Do you love“me”?

「こ、こんばんはっ!!」

サッカー大好き結衣は、さっきまでの勢いはどこに行ったのかと思うくらい、緊張したように挨拶をして、稜君の笑顔に溜め息を吐きながら、丁度停車したタクシーに乗り込んだ。

だけど、思い出したように――というか、意識を取り戻したようにハッとして、タクシーの窓を開けた結衣。



「稜君!」

その声に、ちょっと驚いたような顔をした稜君だったけど、「はい」と返事をして、タクシーに近寄る。

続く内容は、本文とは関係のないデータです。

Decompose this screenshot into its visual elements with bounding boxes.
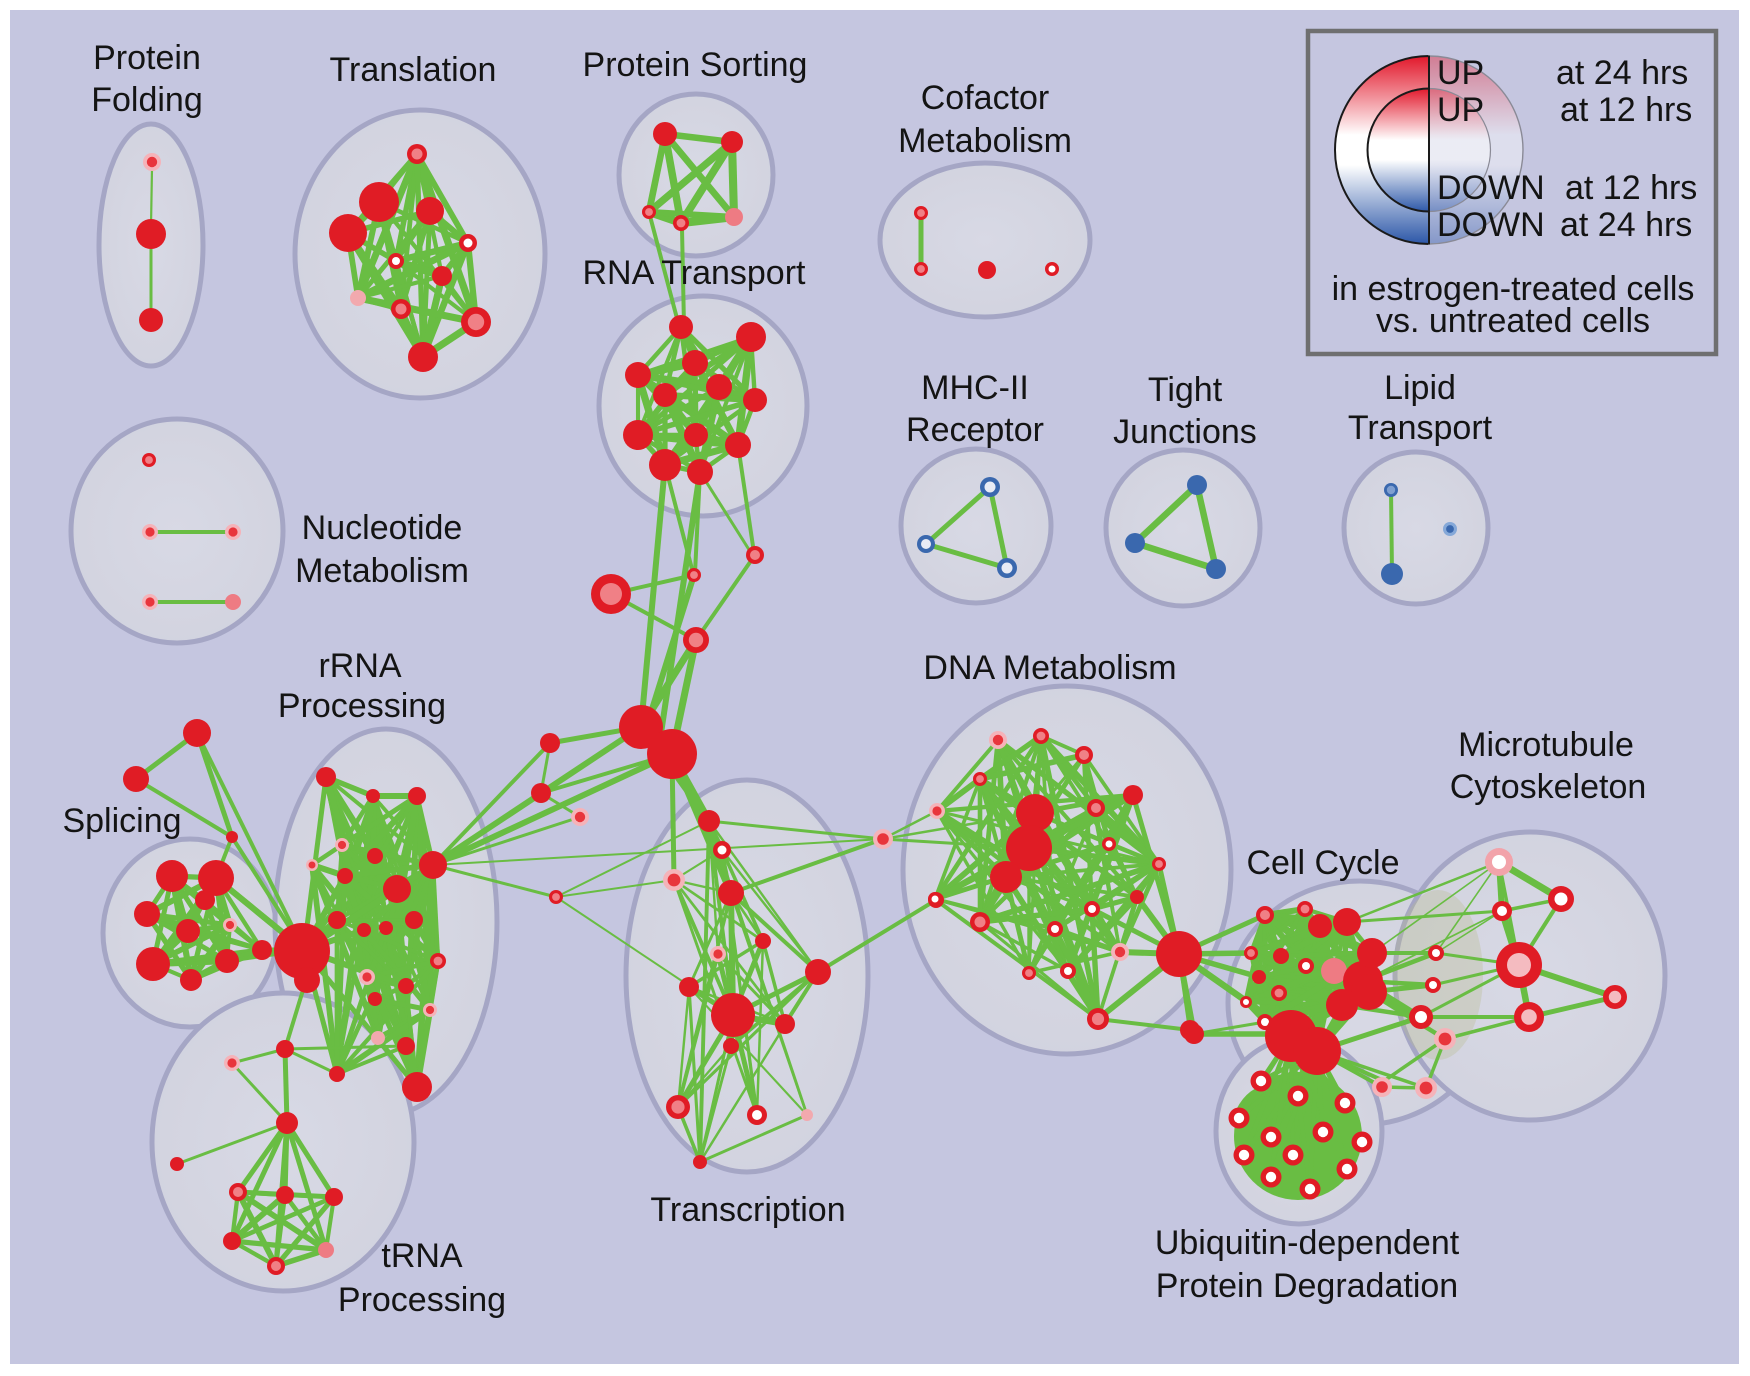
svg-text:at 12 hrs: at 12 hrs bbox=[1565, 169, 1697, 207]
svg-text:Tight: Tight bbox=[1148, 371, 1223, 409]
svg-text:UP: UP bbox=[1437, 91, 1484, 129]
svg-text:vs. untreated cells: vs. untreated cells bbox=[1376, 302, 1650, 340]
svg-text:Transport: Transport bbox=[1348, 409, 1493, 447]
svg-text:in estrogen-treated cells: in estrogen-treated cells bbox=[1332, 270, 1695, 308]
svg-text:tRNA: tRNA bbox=[381, 1237, 463, 1275]
svg-text:Protein Sorting: Protein Sorting bbox=[583, 46, 808, 84]
svg-text:Translation: Translation bbox=[330, 51, 497, 89]
svg-text:DOWN: DOWN bbox=[1437, 206, 1545, 244]
svg-text:Processing: Processing bbox=[338, 1281, 506, 1319]
svg-text:RNA Transport: RNA Transport bbox=[583, 254, 807, 292]
svg-text:at 12 hrs: at 12 hrs bbox=[1560, 91, 1692, 129]
svg-text:Processing: Processing bbox=[278, 687, 446, 725]
svg-text:rRNA: rRNA bbox=[318, 647, 401, 685]
svg-text:Ubiquitin-dependent: Ubiquitin-dependent bbox=[1155, 1224, 1460, 1262]
svg-text:Splicing: Splicing bbox=[62, 802, 181, 840]
svg-text:Folding: Folding bbox=[91, 81, 203, 119]
svg-text:UP: UP bbox=[1437, 54, 1484, 92]
svg-text:Junctions: Junctions bbox=[1113, 413, 1257, 451]
svg-text:Microtubule: Microtubule bbox=[1458, 726, 1634, 764]
svg-text:Protein: Protein bbox=[93, 39, 201, 77]
svg-text:Cofactor: Cofactor bbox=[921, 79, 1050, 117]
svg-text:Metabolism: Metabolism bbox=[295, 552, 469, 590]
svg-text:Cytoskeleton: Cytoskeleton bbox=[1450, 768, 1647, 806]
svg-text:Transcription: Transcription bbox=[650, 1191, 845, 1229]
svg-text:Lipid: Lipid bbox=[1384, 369, 1456, 407]
svg-text:at 24 hrs: at 24 hrs bbox=[1556, 54, 1688, 92]
svg-text:Receptor: Receptor bbox=[906, 411, 1044, 449]
svg-text:Cell Cycle: Cell Cycle bbox=[1246, 844, 1399, 882]
svg-text:Nucleotide: Nucleotide bbox=[302, 509, 463, 547]
svg-text:at 24 hrs: at 24 hrs bbox=[1560, 206, 1692, 244]
svg-text:Metabolism: Metabolism bbox=[898, 122, 1072, 160]
svg-text:DNA Metabolism: DNA Metabolism bbox=[923, 649, 1176, 687]
svg-text:Protein Degradation: Protein Degradation bbox=[1156, 1267, 1458, 1305]
svg-text:MHC-II: MHC-II bbox=[921, 369, 1029, 407]
svg-text:DOWN: DOWN bbox=[1437, 169, 1545, 207]
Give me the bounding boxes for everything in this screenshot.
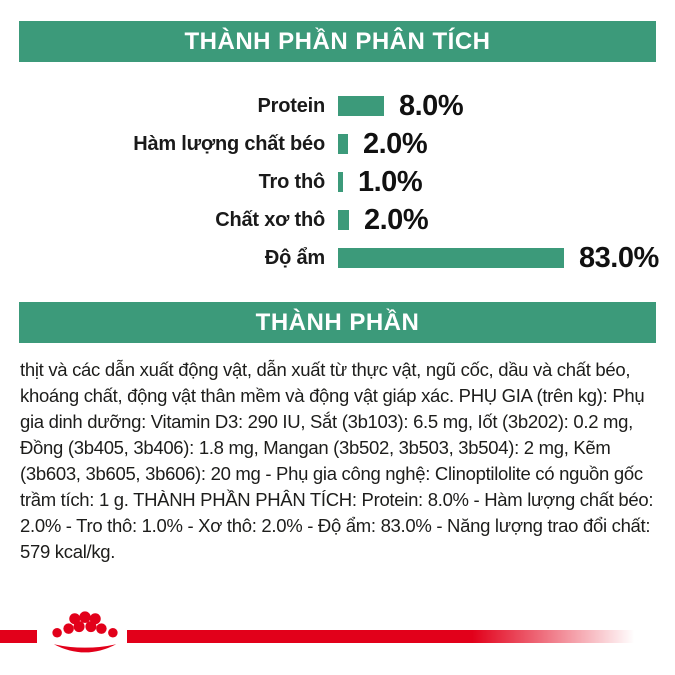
chart-bar [338, 96, 384, 116]
chart-bar-label: Độ ẩm [264, 246, 325, 269]
chart-row: Hàm lượng chất béo 2.0% [0, 125, 675, 163]
chart-bar [338, 172, 343, 192]
composition-section-header: THÀNH PHẦN [19, 302, 656, 343]
chart-row: Tro thô 1.0% [0, 163, 675, 201]
chart-bar [338, 248, 564, 268]
royal-canin-crown-icon [52, 611, 118, 653]
chart-bar-label: Tro thô [258, 170, 326, 193]
analysis-chart: Protein 8.0% Hàm lượng chất béo 2.0% Tro thô… [0, 87, 675, 277]
chart-bar-label: Chất xơ thô [215, 208, 325, 231]
chart-row: Chất xơ thô 2.0% [0, 201, 675, 239]
brand-stripe [0, 630, 675, 643]
composition-text: thịt và các dẫn xuất động vật, dẫn xuất … [20, 359, 654, 562]
chart-row: Độ ẩm 83.0% [0, 239, 675, 277]
chart-bar-value: 8.0% [399, 89, 464, 122]
chart-bar-value: 1.0% [358, 165, 423, 198]
chart-bar-value: 83.0% [579, 241, 659, 274]
analysis-section-header: THÀNH PHẦN PHÂN TÍCH [19, 21, 656, 62]
chart-bar-value: 2.0% [364, 203, 429, 236]
chart-row: Protein 8.0% [0, 87, 675, 125]
chart-bar-label: Hàm lượng chất béo [133, 132, 325, 155]
chart-bar [338, 134, 348, 154]
chart-bar-label: Protein [257, 94, 326, 117]
chart-bar [338, 210, 349, 230]
chart-bar-value: 2.0% [363, 127, 428, 160]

「美月はワガママだけど、いい子だからっ! 末永くよろしく!!」

「ちょっ、ちょっと!! 結衣!?」

結衣の突然の発言に、慌てふためいた私。

それなのに、そんな私の慌てぶりなんて気にする様子もなく……。


「そのワガママなところもひっくるめて大好きなんで。平気ですよ!」

稜君は、楽しそうに笑って言ったんだ。


結衣を乗せたタクシーが走り去った後、恥ずかしくてちょっと黙り込んだ私の顔を、稜君はヒョコッと覗き込む。


「照れてる?」

「……」

「あはははっ!……あ! そうだっ!」

楽しそうに笑った稜君が、思い出したように、私の目の前に差し出したのは、バイクのヘルメット。

でも、それはいつも借りていたものとは違う物。


「可愛い……」

「気に入ったー?」

「え?」

「それ、美月ちゃんの!」

キレイな桜色のメットで、真ん中には白の太めのライン。

サイドにもラインと同じ色の星の模様が入っていて。


「美月ちゃんにぴったりでしょ?」

そう言って稜君は、それをいつものように、カポッと私の頭にかぶせた。